In Judge Roberts case, no one that I'm aware of was claiming that he wasn't qualified to sit on the Court. But, that also isn't the only criterion on which potential nominees should be judged. They should also be judged on their philosophy of interpreting the Constitution. Justice Roberts' record of opinions was too sparse to make that judgement. And the way that the confirmation hearings have evolved, you really don't get much information at all out of the nominee. They fall back on what is now called the Ginsburg standard. It wasn't always that way. As late as the 60's judicial nominees routinely gave answers as to the way they would have decided particular cases.
The way things stand now, we are sending very pointed messages to future judges. They are being shown that, if they want to have any chance at advancing in their profession, they have to be secretive and not give any indications of what their method of judging the law is. This is troubling for many reasons, but two in particular come to mind. We're going to see a dumbing down of the judiciary. The second reason is it implies that originalism (which is different from conservatism in a judge) can't be defended, so we have to hide it. It's another strategy born out of perceived weakness.

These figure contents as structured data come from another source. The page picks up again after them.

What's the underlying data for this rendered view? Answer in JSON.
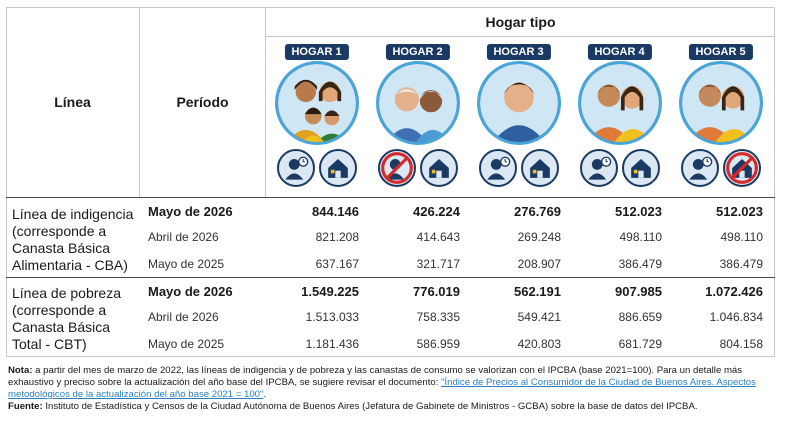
{
  "header": {
    "linea_label": "Línea",
    "periodo_label": "Período",
    "hogar_tipo_label": "Hogar tipo"
  },
  "hogares": [
    {
      "tag": "HOGAR 1"
    },
    {
      "tag": "HOGAR 2"
    },
    {
      "tag": "HOGAR 3"
    },
    {
      "tag": "HOGAR 4"
    },
    {
      "tag": "HOGAR 5"
    }
  ],
  "sections": [
    {
      "label_lines": [
        "Línea de indigencia",
        "(corresponde a",
        "Canasta Básica",
        "Alimentaria - CBA)"
      ],
      "rows": [
        {
          "periodo": "Mayo de 2026",
          "values": [
            "844.146",
            "426.224",
            "276.769",
            "512.023",
            "512.023"
          ]
        },
        {
          "periodo": "Abril de 2026",
          "values": [
            "821.208",
            "414.643",
            "269.248",
            "498.110",
            "498.110"
          ]
        },
        {
          "periodo": "Mayo de 2025",
          "values": [
            "637.167",
            "321.717",
            "208.907",
            "386.479",
            "386.479"
          ]
        }
      ]
    },
    {
      "label_lines": [
        "Línea de pobreza",
        "(corresponde a",
        "Canasta Básica",
        "Total - CBT)"
      ],
      "rows": [
        {
          "periodo": "Mayo de 2026",
          "values": [
            "1.549.225",
            "776.019",
            "562.191",
            "907.985",
            "1.072.426"
          ]
        },
        {
          "periodo": "Abril de 2026",
          "values": [
            "1.513.033",
            "758.335",
            "549.421",
            "886.659",
            "1.046.834"
          ]
        },
        {
          "periodo": "Mayo de 2025",
          "values": [
            "1.181.436",
            "586.959",
            "420.803",
            "681.729",
            "804.158"
          ]
        }
      ]
    }
  ],
  "notes": {
    "nota_label": "Nota:",
    "nota_text": " a partir del mes de marzo de 2022, las líneas de indigencia y de pobreza y las canastas de consumo se valorizan con el IPCBA (base 2021=100). Para un detalle más exhaustivo y preciso sobre la actualización del año base del IPCBA, se sugiere revisar el documento: ",
    "nota_link": "\"Índice de Precios al Consumidor de la Ciudad de Buenos Aires. Aspectos metodológicos de la actualización del año base 2021 = 100\"",
    "nota_end": ".",
    "fuente_label": "Fuente:",
    "fuente_text": " Instituto de Estadística y Censos de la Ciudad Autónoma de Buenos Aires (Jefatura de Gabinete de Ministros - GCBA) sobre la base de datos del IPCBA."
  },
  "colors": {
    "navy": "#1b3a63",
    "ring": "#4aa6d8",
    "no_sign": "#d42a2a",
    "link": "#2a7fc2"
  },
  "icons": [
    [
      "worker-icon",
      "house-icon"
    ],
    [
      "no-worker-icon",
      "house-icon"
    ],
    [
      "worker-icon",
      "house-icon"
    ],
    [
      "worker-icon",
      "house-icon"
    ],
    [
      "worker-icon",
      "no-house-icon"
    ]
  ]
}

If the President can't count on those 7, he cannot get a nominee through. There would be no crossover democrat votes once the squishes defect.
I am certain there are more experienced nominees. What I am pretty sure of is that those nominees couldn't get the vote of the squish GOP senators.
Harriet Miers is the nominee because she has no paper trail, which gives the cowards like Voinovich, Chafee, Snowe, Collins, Spector, et al enough cover to vote for her.
I do not like the situation, but to hold the President solely responsible for the situation is to give all of those RINO's a pass.
I would like to know why none of the pundits (except for Mark Levin who just had an article posted concerning this issue) have bothered to look into the vote count. The President doesn't make a nomination in a vacuum, after all.
You've like all of Bush's previous nominations until now. Miers helped him pick them. Why why why would you think they are trying to pull a fast one on you now?